Trascrizione Fonetica
Sistema adottato per la scrittura in greco salentino
Nel procedere alla traduzione in greco salentino, ho cercato di usare termini di origine greca evitando per quanto possibile parole italiane o alloglotte; nei casi in cui ho dovuto usare vocaboli dialettali o di altre lingue, questi sono stati scritti in corsivo. Bisogna dire a tal proposito che, per la maggior parte, queste parole di non derivazione greca, sono state assorbite, nel corso del tempo, dal griko, tanto che sono oggi usate abitualmente da chi parla questa antica lingua e che le ha fatte sue a tutti gli effetti.
A livello fonetico, le soluzioni adottate sono le seguenti:
c e raramente g rappresentano il suono delle affricative postalveolari, (le c e le rarissime g dolci); (ital.: ciliegia, cielo), (gr. salent.: cerò pedàcia, kalangi)
k rappresenta il suono dell’occlusiva velare sorda, la c dura (ital.: casa) (gr. sal.: kinita, kuddhura)
ch rappresenta il suono della fricativa velare sorda, corrispondente al greco χ; (chera= mano, chlorò = verde, chorèo = ballo)
g rappresenta il suono dell’occlusiva velare sonora ( g dura ); è resa secondo l’ortografia italiana (gala = latte, ngonghito = cretinetto)
Per l’occlusiva velare sorda q si usa come in italiano; quai = qualcuno
La nasale palatale (gn) viene indicata secondo l’ortografia italiana; velagna = ghiande
Il gruppo gl va inteso come la successione della occlusiva velare sonora e della laterale velare (ital. geroglifico) ( gr. salent. glicèo = dolce)
La fricativa postalveolare sorda viene indicata con sc ( ital. scempio) ( gr. salent. kòscino = setaccio)
ddh rappresenta il suono dell’ occlusiva retroflessa sonora, d cacuminale (come nel leccese beddhu), (in gr. salent.: addhasso = cambio, fiddho = foglia)
ż (żż) rappresenta il suono dell’ affricata alveolare sonora, ż dolce (ital.: zeta, mezzo); ( gr. salent. riżża = radice).
ps, x rappresentano il suono della z sorda e si utilizzano per quei suoni che derivano rispettivamente dalle greche ψ(psi) e ξ(xi). Ad es. “psichì” (anima); “èpepse” (mandò); “xilo” (legno); “xerò” (secco); “xefortonno” (io scarico);
z (zz) rappresentano il suono della zeta sorda non derivante da ψ(psi) ξ( xi) koddhizza = erba del vento, ammazzidi = sanguinaccio
j indica il suono della i semiconsonantica approssimante palatale (juventus, Jugoslavia).

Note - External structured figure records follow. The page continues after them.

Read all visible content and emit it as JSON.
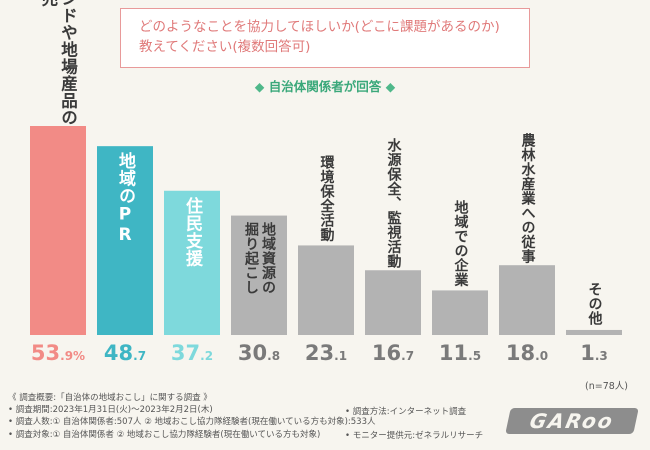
{
  "title": {
    "line1": "どのようなことを協力してほしいか(どこに課題があるのか)",
    "line2": "教えてください(複数回答可)"
  },
  "respondents": {
    "marker": "◆",
    "label": "自治体関係者が回答"
  },
  "chart_data": {
    "type": "bar",
    "categories": [
      "地域ブランドや地場産品の開発・販売",
      "地域のPR",
      "住民支援",
      "地域資源の掘り起こし",
      "環境保全活動",
      "水源保全、監視活動",
      "地域での企業",
      "農林水産業への従事",
      "その他"
    ],
    "label_lines": [
      [
        "地域ブランドや地場産品の",
        "開発・販売"
      ],
      [
        "地域のPR"
      ],
      [
        "住民支援"
      ],
      [
        "地域資源の",
        "掘り起こし"
      ],
      [
        "環境保全活動"
      ],
      [
        "水源保全、監視活動"
      ],
      [
        "地域での企業"
      ],
      [
        "農林水産業への従事"
      ],
      [
        "その他"
      ]
    ],
    "values": [
      53.9,
      48.7,
      37.2,
      30.8,
      23.1,
      16.7,
      11.5,
      18.0,
      1.3
    ],
    "value_labels": [
      {
        "int": "53",
        "dec": ".9",
        "unit": "%"
      },
      {
        "int": "48",
        "dec": ".7",
        "unit": ""
      },
      {
        "int": "37",
        "dec": ".2",
        "unit": ""
      },
      {
        "int": "30",
        "dec": ".8",
        "unit": ""
      },
      {
        "int": "23",
        "dec": ".1",
        "unit": ""
      },
      {
        "int": "16",
        "dec": ".7",
        "unit": ""
      },
      {
        "int": "11",
        "dec": ".5",
        "unit": ""
      },
      {
        "int": "18",
        "dec": ".0",
        "unit": ""
      },
      {
        "int": "1",
        "dec": ".3",
        "unit": ""
      }
    ],
    "colors": [
      "#f28b86",
      "#3fb6c4",
      "#7ed9dc",
      "#b3b3b3",
      "#b3b3b3",
      "#b3b3b3",
      "#b3b3b3",
      "#b3b3b3",
      "#b3b3b3"
    ],
    "label_colors": [
      "#ffffff",
      "#ffffff",
      "#ffffff",
      "#3a3a3a",
      "#3a3a3a",
      "#3a3a3a",
      "#3a3a3a",
      "#3a3a3a",
      "#3a3a3a"
    ],
    "value_colors": [
      "#f28b86",
      "#3fb6c4",
      "#7ed9dc",
      "#7a7a7a",
      "#7a7a7a",
      "#7a7a7a",
      "#7a7a7a",
      "#7a7a7a",
      "#7a7a7a"
    ],
    "ylim": [
      0,
      60
    ]
  },
  "n_label": "(n=78人)",
  "footer": {
    "title": "《 調査概要:「自治体の地域おこし」に関する調査 》",
    "period": "• 調査期間:2023年1月31日(火)〜2023年2月2日(木)",
    "count": "• 調査人数:① 自治体関係者:507人 ② 地域おこし協力隊経験者(現在働いている方も対象):533人",
    "target": "• 調査対象:① 自治体関係者 ② 地域おこし協力隊経験者(現在働いている方も対象)",
    "method": "• 調査方法:インターネット調査",
    "monitor": "• モニター提供元:ゼネラルリサーチ"
  },
  "logo": "GARoo"
}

Per quanto concerne la rappresentazione grafica di alcuni fenomeni grammaticali, si richiama l’attenzione ai seguenti dettagli:
- L’apostrofo all’inizio o alla fine di una parola indica la caduta di una lettera (sti’ = stin; ‘en = den; ‘s = es; milusa’ = milùsane).
Il segno di elisione è molto importante quando si trova alla fine della parola perché sta ad indicare la caduta di una consonante (o di una intera sillaba), determinandosi così il raddoppiamento della consonante iniziale nella parola successiva.
Ad es. nel leggere l’espressione sti’ tàlassa la n di stin viene elisa ma non scompare e si assona alla t di tàlassa per cui si legge sti ttàlassa. La n invece si conserva davanti alle consonanti sonore (es. stin dulìa, kalòn vrai), mentre determina la trasformazione in gh della j iniziale nella parola che segue: ‘en ghiureo, tin ghetonìa.
- L’accento circonflesso (^) indica la crasi, cioè la fusione di due vocali, quella finale di una parola con la prima della parola successiva, che in certi casi possono dar vita a un’altra vocale.
Ad es. nârti = na erti; mûpe = mu ipe; sôfera = su èfera.
- Le parole piane non sono accentate; l’accento è stato segnato in tutte le altre (tronche, sdrucciole e bistrucciole).
- Gli aggettivi possessivi nella forma enclitica vengono uniti ai nomi a cui si riferiscono con un trattino. Ad es. O ciuri’-mu, e mana-mu.
Per quanto riguarda la negazione den è stata rappresentata a seconda dei casi con den, ‘en, ‘e’, de’.
An den echo = Se non ho
‘En echo tipo = Non ho niente
‘E’ telo = Non voglio. In questo caso nel parlato la t si raddoppia per l’assimilazione della n di den e si legge: e ttelo.
An de’ polemà ‘e’ troi = Se non lavori non mangi. Anche in questo caso sia la p di polemà che la t di troi nel parlato si raddoppiano.